Nel momento in cui le identità delle vittime vanno verso una deriva di inevitabile scissione, duplicazione al solo contatto con Los Angeles (si veda il sogno ribaltato dell'arrivo glorioso di Diane Selwyn-Bette all'aeroporto, in MULHOLLAND DRIVE) quasi costringendo il soggetto a rincorrerle o autorincorrersi senza possedere gli strumenti psichici o intellettuali per affrontare il processo, è impossibile e insensato individuare altri soggetti "colpevoli" cui far risalire quel singolo danno o problemos di partenza.
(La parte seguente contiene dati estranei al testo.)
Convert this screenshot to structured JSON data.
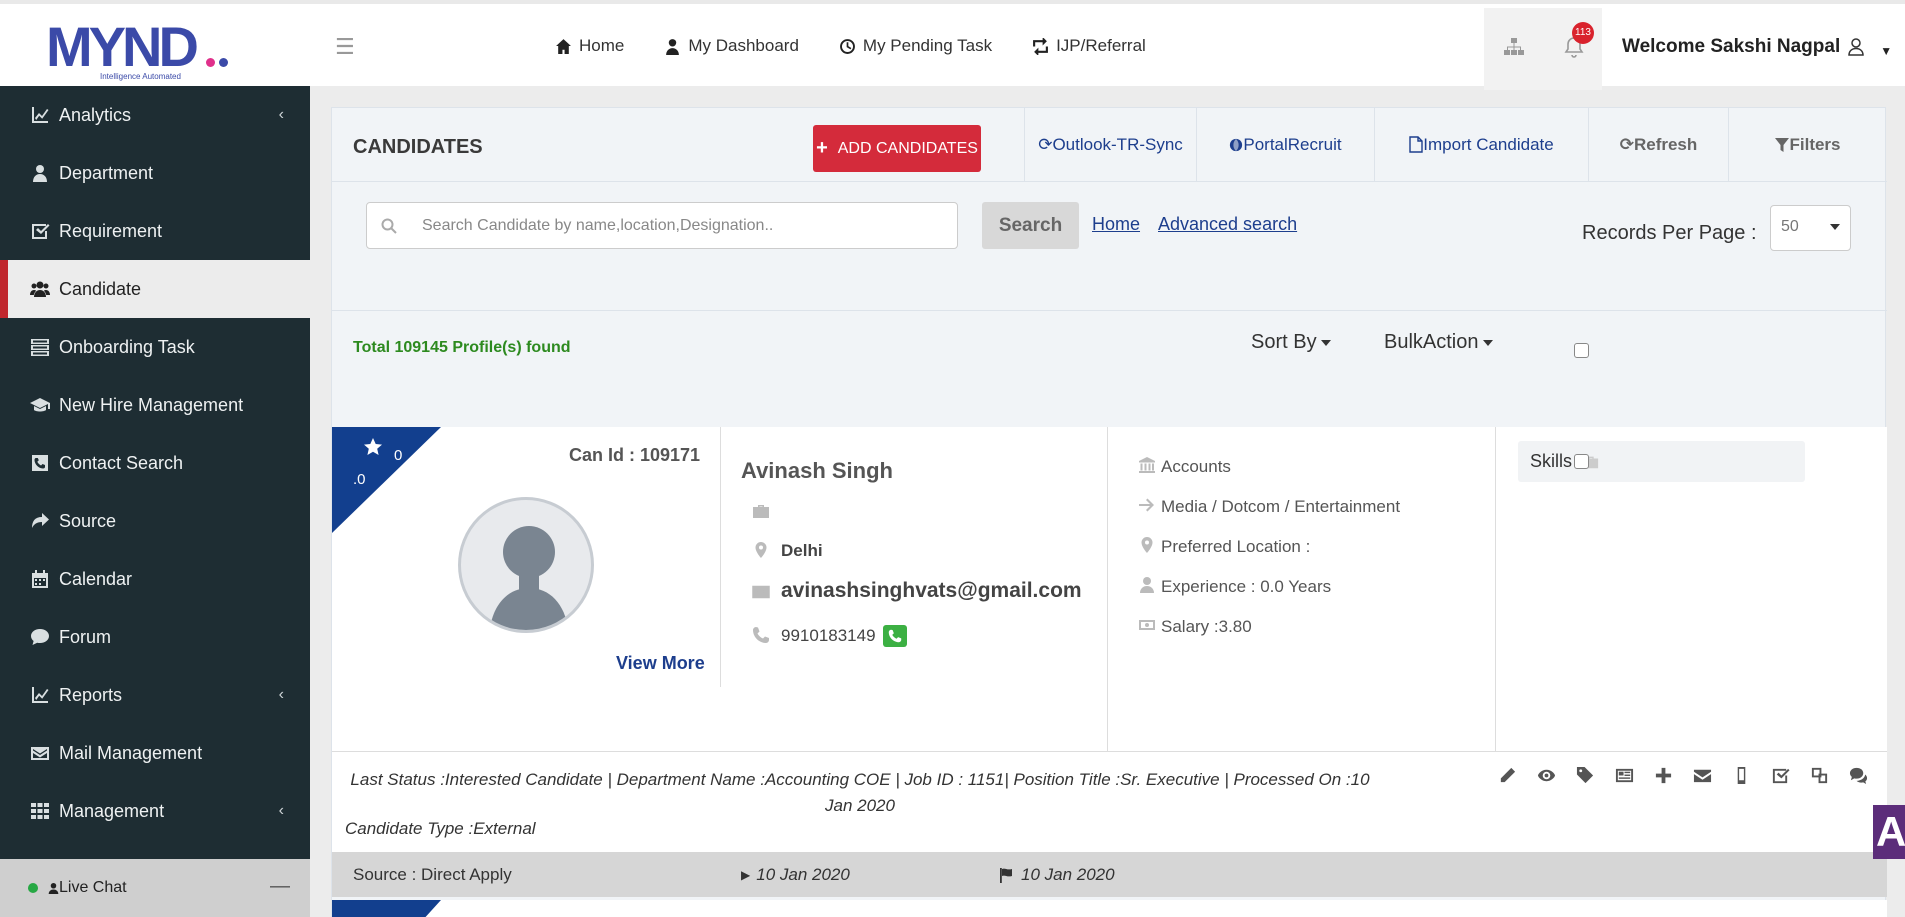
{
  "brand": {
    "logo_text": "MYND",
    "tagline": "Intelligence Automated"
  },
  "topnav": [
    {
      "label": "Home",
      "icon": "home-icon"
    },
    {
      "label": "My Dashboard",
      "icon": "user-icon"
    },
    {
      "label": "My Pending Task",
      "icon": "clock-icon"
    },
    {
      "label": "IJP/Referral",
      "icon": "retweet-icon"
    }
  ],
  "notifications": {
    "count": "113"
  },
  "user": {
    "welcome": "Welcome Sakshi Nagpal"
  },
  "sidebar": {
    "items": [
      {
        "label": "Analytics",
        "icon": "line-chart-icon",
        "has_sub": true
      },
      {
        "label": "Department",
        "icon": "user-icon",
        "has_sub": false
      },
      {
        "label": "Requirement",
        "icon": "checkbox-icon",
        "has_sub": false
      },
      {
        "label": "Candidate",
        "icon": "users-icon",
        "has_sub": false,
        "active": true
      },
      {
        "label": "Onboarding Task",
        "icon": "tasks-icon",
        "has_sub": false
      },
      {
        "label": "New Hire Management",
        "icon": "graduation-cap-icon",
        "has_sub": false
      },
      {
        "label": "Contact Search",
        "icon": "phone-square-icon",
        "has_sub": false
      },
      {
        "label": "Source",
        "icon": "share-icon",
        "has_sub": false
      },
      {
        "label": "Calendar",
        "icon": "calendar-icon",
        "has_sub": false
      },
      {
        "label": "Forum",
        "icon": "comment-icon",
        "has_sub": false
      },
      {
        "label": "Reports",
        "icon": "line-chart-icon",
        "has_sub": true
      },
      {
        "label": "Mail Management",
        "icon": "envelope-icon",
        "has_sub": false
      },
      {
        "label": "Management",
        "icon": "grid-icon",
        "has_sub": true
      }
    ],
    "live_chat": "Live Chat"
  },
  "candidates": {
    "title": "CANDIDATES",
    "add_button": "ADD CANDIDATES",
    "toolbar": [
      {
        "label": "Outlook-TR-Sync",
        "icon": "refresh-icon"
      },
      {
        "label": "PortalRecruit",
        "icon": "globe-icon"
      },
      {
        "label": "Import Candidate",
        "icon": "file-icon"
      },
      {
        "label": "Refresh",
        "icon": "refresh-icon"
      },
      {
        "label": "Filters",
        "icon": "filter-icon"
      }
    ],
    "search": {
      "placeholder": "Search Candidate by name,location,Designation..",
      "button": "Search",
      "home_link": "Home",
      "advanced_link": "Advanced search"
    },
    "records_per_page": {
      "label": "Records Per Page :",
      "value": "50"
    },
    "total": "Total 109145 Profile(s) found",
    "sort_by": "Sort By",
    "bulk_action": "BulkAction"
  },
  "card": {
    "rating_whole": "0",
    "rating_decimal": ".0",
    "can_id": "Can Id : 109171",
    "view_more": "View More",
    "name": "Avinash Singh",
    "city": "Delhi",
    "email": "avinashsinghvats@gmail.com",
    "phone": "9910183149",
    "department": "Accounts",
    "industry": "Media / Dotcom / Entertainment",
    "preferred_location": "Preferred Location :",
    "experience": "Experience : 0.0 Years",
    "salary": "Salary :3.80",
    "skills": "Skills",
    "status_line": "Last Status :Interested Candidate | Department Name :Accounting COE | Job ID : 1151| Position Title :Sr. Executive | Processed On :10 Jan 2020",
    "candidate_type": "Candidate Type :External",
    "source": "Source : Direct Apply",
    "date_applied": "10 Jan 2020",
    "date_flag": "10 Jan 2020"
  },
  "corner_widget": "A"
}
Certamente, per un George Hodel, migliaia di produttori e faccendieri avranno intrecciato le loro esistenze già scisse, in quanto losangeline, con quelle originariamente immacolate di infinite elizabethshort desideranti "altro" dalla linearità unidimensionale della provincia ed eventualmente avranno agito su di esse infinite varietà di violenze psicologiche, materiali o fisiche: ma essi stessi sono vittime della città, del suo essere irrimediabilmente il doppio di qualcosa di assai labile, confutabile come il cinema. Il cinema è (il centro del)la città di L.A.; il "reale-reale" di South Central, tenta disperatamente la rincorsa verso questo ou-topos abitato da marchettari di sogni, che non restituirà/comunicherà nessuna felicità, ma solo vuoto, dispersione, deriva.
All'arrivo dei "Movies" (i filmakers in fuga dalla buia Chicago), il Luogo, il Topos fu violentato da chi non portò alcuna volontà di fondazione, ma che eresse a cosa perenne ciò che ne era l'opposto: il cinema, naturalmente.